Given the partially dominant expression of the alba phenotype, we further explored whether this deviation from a codominant inheritance pattern could contribute to the observed asymmetric introgression of head plumage from personata into the alba genomic background. We used forward-time simulations28, where we assumed that the degree of dominance in an allele determining a phenotypic cue directly influences the probability of backcrossing (see the “Methods” section). We simulated geographic clines for one or two-locus mating traits, varying the dominance coefficient and the degree of assortativity. These simulations revealed that cline centers for mating trait loci will often not stay stable in space (Fig. 4).

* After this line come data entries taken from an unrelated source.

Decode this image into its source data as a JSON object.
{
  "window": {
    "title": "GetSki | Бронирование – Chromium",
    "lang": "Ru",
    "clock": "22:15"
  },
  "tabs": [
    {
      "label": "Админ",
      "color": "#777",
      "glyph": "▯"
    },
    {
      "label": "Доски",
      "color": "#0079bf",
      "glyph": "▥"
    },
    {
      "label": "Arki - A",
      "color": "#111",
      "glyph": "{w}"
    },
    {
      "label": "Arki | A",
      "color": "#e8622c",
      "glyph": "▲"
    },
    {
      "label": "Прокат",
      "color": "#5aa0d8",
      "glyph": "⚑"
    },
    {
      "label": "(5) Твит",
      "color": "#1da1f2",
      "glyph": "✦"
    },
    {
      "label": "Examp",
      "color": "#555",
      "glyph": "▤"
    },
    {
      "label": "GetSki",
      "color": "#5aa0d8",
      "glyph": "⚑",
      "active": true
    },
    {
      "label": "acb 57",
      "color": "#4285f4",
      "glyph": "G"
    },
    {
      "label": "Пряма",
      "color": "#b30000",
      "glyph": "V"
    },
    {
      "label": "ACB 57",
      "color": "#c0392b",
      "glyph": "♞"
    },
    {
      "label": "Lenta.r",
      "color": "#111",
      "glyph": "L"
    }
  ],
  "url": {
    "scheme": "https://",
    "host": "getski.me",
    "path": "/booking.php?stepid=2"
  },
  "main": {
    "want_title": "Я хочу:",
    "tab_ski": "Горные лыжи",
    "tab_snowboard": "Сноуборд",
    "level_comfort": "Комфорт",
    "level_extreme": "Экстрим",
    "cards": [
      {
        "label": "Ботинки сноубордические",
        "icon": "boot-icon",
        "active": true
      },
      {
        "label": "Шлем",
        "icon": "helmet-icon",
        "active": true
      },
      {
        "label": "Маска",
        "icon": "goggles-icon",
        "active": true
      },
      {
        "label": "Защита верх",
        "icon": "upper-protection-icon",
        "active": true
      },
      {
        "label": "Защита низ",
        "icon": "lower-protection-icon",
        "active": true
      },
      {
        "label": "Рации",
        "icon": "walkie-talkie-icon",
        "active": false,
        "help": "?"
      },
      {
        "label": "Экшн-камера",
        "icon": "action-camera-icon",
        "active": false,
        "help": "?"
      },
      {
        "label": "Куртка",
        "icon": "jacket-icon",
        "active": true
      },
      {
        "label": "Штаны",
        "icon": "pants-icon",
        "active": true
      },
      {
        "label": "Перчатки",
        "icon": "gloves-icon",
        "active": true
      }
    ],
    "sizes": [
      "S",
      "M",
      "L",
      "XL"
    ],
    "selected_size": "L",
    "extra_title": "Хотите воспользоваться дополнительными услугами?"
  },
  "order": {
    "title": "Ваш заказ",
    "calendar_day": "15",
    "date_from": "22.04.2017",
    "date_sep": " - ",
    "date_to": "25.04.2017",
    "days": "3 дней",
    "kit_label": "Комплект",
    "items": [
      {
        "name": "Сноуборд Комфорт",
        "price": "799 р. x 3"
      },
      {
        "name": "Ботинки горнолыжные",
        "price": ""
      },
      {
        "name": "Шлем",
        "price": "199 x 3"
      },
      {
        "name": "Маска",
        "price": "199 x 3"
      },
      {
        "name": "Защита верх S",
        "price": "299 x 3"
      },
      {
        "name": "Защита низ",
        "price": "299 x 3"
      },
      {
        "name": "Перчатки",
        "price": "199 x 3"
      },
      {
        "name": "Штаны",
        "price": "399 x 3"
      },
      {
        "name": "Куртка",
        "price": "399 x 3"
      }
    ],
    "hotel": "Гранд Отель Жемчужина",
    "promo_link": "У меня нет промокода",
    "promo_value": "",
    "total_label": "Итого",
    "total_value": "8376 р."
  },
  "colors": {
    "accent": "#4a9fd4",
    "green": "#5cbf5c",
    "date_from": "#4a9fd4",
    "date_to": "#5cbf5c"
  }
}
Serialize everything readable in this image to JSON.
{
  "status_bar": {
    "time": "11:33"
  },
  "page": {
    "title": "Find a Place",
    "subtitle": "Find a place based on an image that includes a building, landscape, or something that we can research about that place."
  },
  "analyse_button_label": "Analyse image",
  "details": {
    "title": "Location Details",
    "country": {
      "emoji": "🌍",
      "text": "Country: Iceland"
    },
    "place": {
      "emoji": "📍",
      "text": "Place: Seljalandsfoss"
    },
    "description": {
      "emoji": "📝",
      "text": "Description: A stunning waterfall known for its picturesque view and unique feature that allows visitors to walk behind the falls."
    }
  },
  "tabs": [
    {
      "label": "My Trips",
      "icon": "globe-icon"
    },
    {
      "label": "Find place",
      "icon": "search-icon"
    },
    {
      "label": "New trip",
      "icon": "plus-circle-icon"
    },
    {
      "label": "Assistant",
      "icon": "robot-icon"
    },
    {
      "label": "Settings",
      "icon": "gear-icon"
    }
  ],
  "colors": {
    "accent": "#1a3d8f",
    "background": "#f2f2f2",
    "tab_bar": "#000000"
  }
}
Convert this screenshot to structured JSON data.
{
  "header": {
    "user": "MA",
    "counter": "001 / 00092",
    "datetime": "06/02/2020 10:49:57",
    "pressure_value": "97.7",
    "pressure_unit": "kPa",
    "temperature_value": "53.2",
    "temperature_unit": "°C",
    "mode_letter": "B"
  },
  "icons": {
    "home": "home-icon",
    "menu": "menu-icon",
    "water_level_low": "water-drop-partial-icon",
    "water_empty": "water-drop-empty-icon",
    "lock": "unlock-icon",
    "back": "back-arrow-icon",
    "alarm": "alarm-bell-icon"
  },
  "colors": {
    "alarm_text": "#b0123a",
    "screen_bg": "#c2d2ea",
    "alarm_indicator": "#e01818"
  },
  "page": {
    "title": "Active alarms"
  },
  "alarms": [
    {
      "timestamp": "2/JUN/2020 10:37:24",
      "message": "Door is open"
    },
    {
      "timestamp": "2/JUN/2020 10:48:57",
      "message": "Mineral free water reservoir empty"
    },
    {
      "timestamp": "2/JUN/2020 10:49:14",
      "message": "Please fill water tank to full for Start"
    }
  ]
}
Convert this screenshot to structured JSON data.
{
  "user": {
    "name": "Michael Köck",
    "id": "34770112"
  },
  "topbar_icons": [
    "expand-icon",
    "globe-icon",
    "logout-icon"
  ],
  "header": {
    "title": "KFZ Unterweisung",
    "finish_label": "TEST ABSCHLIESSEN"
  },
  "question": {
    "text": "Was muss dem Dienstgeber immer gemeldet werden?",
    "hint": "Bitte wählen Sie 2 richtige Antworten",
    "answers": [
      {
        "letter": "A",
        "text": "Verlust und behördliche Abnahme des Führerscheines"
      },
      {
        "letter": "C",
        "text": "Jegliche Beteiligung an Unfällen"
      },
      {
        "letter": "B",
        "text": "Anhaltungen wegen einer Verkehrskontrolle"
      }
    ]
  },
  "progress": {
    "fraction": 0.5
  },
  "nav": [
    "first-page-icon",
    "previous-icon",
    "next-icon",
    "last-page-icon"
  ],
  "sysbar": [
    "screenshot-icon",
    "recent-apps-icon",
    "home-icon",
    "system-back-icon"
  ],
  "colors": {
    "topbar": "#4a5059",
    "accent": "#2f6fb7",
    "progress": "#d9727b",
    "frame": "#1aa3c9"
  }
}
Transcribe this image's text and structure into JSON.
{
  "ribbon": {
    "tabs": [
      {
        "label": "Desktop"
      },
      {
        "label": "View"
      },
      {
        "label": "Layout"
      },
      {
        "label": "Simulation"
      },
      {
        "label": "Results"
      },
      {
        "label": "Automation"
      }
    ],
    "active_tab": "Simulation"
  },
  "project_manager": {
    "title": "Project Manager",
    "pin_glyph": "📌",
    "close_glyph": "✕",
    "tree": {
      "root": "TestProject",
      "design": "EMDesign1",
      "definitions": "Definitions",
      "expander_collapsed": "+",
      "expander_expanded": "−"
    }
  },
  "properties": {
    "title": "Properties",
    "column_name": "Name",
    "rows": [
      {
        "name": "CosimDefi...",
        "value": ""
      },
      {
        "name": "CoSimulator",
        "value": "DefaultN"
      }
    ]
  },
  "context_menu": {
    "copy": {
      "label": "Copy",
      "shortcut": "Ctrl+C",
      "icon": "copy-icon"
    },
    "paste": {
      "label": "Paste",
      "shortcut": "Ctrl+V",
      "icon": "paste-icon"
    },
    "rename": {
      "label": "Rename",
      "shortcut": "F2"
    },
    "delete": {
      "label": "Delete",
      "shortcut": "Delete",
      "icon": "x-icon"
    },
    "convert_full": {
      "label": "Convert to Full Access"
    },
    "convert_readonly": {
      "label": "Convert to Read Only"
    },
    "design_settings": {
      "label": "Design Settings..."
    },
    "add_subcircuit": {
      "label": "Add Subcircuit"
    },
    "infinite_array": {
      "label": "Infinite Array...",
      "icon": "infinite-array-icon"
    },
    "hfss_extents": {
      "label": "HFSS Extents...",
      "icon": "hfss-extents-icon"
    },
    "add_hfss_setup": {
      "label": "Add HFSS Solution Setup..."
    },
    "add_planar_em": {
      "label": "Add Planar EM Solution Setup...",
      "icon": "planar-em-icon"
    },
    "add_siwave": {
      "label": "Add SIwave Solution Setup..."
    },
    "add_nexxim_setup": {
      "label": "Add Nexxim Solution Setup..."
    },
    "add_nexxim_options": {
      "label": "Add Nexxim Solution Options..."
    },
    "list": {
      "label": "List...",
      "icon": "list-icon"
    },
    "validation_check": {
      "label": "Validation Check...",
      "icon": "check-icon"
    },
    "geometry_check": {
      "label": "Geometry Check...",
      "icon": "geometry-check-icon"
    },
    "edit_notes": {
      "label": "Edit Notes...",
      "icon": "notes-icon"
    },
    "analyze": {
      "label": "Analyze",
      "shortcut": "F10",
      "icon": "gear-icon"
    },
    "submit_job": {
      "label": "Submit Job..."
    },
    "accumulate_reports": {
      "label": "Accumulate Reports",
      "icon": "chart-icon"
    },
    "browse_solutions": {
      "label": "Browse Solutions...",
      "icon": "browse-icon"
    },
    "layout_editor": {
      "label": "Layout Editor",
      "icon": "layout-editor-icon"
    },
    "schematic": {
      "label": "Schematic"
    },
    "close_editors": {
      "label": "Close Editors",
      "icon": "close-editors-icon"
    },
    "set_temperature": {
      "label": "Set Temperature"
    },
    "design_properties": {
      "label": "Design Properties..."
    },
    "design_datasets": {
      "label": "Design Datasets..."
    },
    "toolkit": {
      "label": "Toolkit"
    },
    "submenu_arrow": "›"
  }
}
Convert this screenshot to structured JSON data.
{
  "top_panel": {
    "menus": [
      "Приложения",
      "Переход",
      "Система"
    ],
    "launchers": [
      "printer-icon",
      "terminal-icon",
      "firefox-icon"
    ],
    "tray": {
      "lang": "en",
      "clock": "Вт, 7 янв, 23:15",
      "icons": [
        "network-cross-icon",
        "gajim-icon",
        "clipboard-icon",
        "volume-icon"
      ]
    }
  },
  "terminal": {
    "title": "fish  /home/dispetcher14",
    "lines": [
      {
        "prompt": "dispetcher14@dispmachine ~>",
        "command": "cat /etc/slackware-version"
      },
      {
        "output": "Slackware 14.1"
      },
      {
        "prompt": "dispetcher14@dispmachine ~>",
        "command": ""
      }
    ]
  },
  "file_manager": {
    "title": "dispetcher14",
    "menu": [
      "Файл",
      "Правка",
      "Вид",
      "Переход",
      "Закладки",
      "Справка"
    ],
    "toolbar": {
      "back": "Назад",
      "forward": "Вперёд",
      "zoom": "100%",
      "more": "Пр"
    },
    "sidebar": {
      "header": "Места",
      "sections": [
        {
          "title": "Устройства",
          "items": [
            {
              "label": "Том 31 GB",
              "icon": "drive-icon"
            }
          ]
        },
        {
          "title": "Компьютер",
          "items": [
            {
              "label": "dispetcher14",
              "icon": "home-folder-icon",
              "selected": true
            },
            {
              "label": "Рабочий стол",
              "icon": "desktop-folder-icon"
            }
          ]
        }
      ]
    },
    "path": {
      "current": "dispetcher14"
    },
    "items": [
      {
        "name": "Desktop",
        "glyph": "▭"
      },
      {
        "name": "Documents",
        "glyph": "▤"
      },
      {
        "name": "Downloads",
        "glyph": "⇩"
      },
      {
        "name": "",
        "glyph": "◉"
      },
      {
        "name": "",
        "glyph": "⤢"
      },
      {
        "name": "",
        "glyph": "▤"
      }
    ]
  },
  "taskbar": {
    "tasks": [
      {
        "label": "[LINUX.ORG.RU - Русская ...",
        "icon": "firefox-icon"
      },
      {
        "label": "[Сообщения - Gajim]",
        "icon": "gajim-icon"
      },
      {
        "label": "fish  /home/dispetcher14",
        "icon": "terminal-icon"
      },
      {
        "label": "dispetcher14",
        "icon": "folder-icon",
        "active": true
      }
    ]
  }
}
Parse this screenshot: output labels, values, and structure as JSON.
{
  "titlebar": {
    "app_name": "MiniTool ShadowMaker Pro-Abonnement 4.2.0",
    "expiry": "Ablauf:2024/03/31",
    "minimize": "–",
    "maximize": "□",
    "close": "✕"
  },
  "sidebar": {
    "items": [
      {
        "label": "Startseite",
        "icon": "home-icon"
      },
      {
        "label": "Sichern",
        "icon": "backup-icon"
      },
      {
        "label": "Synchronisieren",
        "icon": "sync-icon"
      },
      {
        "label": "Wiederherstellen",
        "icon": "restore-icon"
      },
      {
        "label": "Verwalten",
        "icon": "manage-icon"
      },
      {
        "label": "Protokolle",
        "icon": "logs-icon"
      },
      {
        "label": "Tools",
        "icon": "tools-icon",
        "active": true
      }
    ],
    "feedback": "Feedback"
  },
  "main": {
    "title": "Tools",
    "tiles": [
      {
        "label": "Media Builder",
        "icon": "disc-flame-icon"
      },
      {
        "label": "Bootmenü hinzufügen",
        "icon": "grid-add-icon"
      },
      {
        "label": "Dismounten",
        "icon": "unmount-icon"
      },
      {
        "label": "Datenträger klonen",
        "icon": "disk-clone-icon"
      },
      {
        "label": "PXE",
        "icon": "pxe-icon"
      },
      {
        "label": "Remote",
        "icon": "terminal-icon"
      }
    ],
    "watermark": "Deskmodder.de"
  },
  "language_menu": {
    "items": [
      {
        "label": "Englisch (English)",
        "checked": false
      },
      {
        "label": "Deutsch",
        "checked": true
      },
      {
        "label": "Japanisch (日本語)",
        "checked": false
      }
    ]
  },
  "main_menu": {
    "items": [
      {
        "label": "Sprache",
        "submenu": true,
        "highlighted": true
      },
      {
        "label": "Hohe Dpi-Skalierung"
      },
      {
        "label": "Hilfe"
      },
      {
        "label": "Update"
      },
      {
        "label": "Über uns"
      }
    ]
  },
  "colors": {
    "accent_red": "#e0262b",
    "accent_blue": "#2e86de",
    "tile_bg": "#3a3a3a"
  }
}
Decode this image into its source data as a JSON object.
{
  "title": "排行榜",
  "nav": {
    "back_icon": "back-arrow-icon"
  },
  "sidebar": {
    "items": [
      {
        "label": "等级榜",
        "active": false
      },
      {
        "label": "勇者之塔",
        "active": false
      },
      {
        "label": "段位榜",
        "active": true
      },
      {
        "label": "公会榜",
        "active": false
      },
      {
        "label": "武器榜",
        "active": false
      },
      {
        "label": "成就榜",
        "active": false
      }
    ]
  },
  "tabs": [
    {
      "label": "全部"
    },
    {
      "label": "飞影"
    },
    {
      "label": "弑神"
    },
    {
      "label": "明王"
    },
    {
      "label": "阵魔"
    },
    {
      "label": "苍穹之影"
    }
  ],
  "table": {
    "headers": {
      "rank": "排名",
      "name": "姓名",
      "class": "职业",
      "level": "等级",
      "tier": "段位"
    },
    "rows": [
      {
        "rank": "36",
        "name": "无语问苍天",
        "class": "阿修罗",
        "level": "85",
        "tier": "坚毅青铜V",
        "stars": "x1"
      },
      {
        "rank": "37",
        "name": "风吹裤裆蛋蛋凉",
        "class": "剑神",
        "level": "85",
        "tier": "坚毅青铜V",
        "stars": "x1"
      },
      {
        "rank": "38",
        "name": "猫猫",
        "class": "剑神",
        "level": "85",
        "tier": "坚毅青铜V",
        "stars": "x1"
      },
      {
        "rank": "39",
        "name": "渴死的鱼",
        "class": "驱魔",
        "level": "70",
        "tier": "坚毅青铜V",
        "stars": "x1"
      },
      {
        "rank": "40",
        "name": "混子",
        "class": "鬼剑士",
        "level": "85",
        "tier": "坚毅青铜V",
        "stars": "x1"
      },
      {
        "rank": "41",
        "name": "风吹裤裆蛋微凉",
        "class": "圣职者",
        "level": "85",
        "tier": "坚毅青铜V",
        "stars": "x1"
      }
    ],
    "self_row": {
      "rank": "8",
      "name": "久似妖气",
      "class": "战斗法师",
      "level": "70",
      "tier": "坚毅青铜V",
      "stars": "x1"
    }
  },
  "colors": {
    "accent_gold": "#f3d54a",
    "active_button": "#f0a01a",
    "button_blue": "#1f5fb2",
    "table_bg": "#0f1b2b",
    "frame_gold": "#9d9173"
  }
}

Interestingly, the direction of cline movement (i.e. towards dominant vs. recessive homozygote) was highly stochastic and variable both across and within the tested scenarios (Fig. 4a). In 30% (14–42%) of simulation outcomes, the cline moved towards the dominant homozygote, matching the scenario in the alba and personata hybrid zone (Fig. 4b). When the trait cline moved towards the dominant homozygote, in seven out of eight simulations the mating trait cline was significantly displaced from the neutral genomic background towards the dominant homozygote, again consistent with the observed patterns (Fig. 4c). The average magnitude of mating trait and genomic cline displacement predicated by our simulations (358.4 km across eight simulated scenarios, SD = 240.8) closely matched the observed displacement between the head plumage and ancestry clines in the wagtail hybrid zone (323 km16).

Fig. 4: Simulations of temporal dynamics of hybridization where alleles for a reproductive barrier trait have partially dominant expression in one population, and with incomplete assortative mating.
figure 4

Throughout the figure, red and blue colors indicate mating trait and selectively neutral clines, respectively. a Position of cline centers (Y axis) over a course of 500 generations of hybridization (X axis). The eight scenarios vary in the strength of assortative mating, degree of partial dominance and a number of loci underlying mating trait. All clines have centers initially positioned at 0.5 and are allowed to move towards a trait encoded by recessive homozygote (0) or dominant homozygote (1). Clines moving towards dominant homozygote in mating trait and selectively neutral loci are highlighted. b Frequency of cline centers displaced towards recessive homozygote (RH, 0–0.44), staying relatively stable in space (S, 0.45–0.55) and displaced towards dominant homozygote (DH, 0.56–1) by the end of the simulation. c Distribution of cline center positions for selectively neutral and mating trait loci for a subset of mating clines moved towards dominant homozygote (DH). Mean centers are indicated by dashed lines. P-values stand for paired one-sided Wilcoxon test. Note that under the tested parameter combinations, the mating cline will rarely stay stable in space and will be moving towards recessive or dominant homozygote genotype. The latter scenario, matching the pattern observed in the wagtail hybrid zone, was an especially likely outcome under the moderate partial dominance and moderate assortative mating.

Discussion

Identifying the molecular basis of traits targeted by divergent selection is a key step towards understanding the evolution of phenotypic variation. Here we show that a distinct plumage signal in a pair of white wagtail subspecies is associated with two narrow autosomal genomic regions, one of which contains the gene encoding ASIP and appears to have the major phenotypic effect. Further, our results suggest partially dominant expression of ASIP alleles: the mostly black head plumage of one subspecies (personata) is a homozygous recessive trait, while a significant proportion of heterozygotes exhibit the mostly white plumage of the other subspecies (alba). Our simulations suggest that this inheritance mechanism, in combination with plumage-mediated assortative mating, might contribute to asymmetric introgression of the personata plumage signal into the alba genomic background.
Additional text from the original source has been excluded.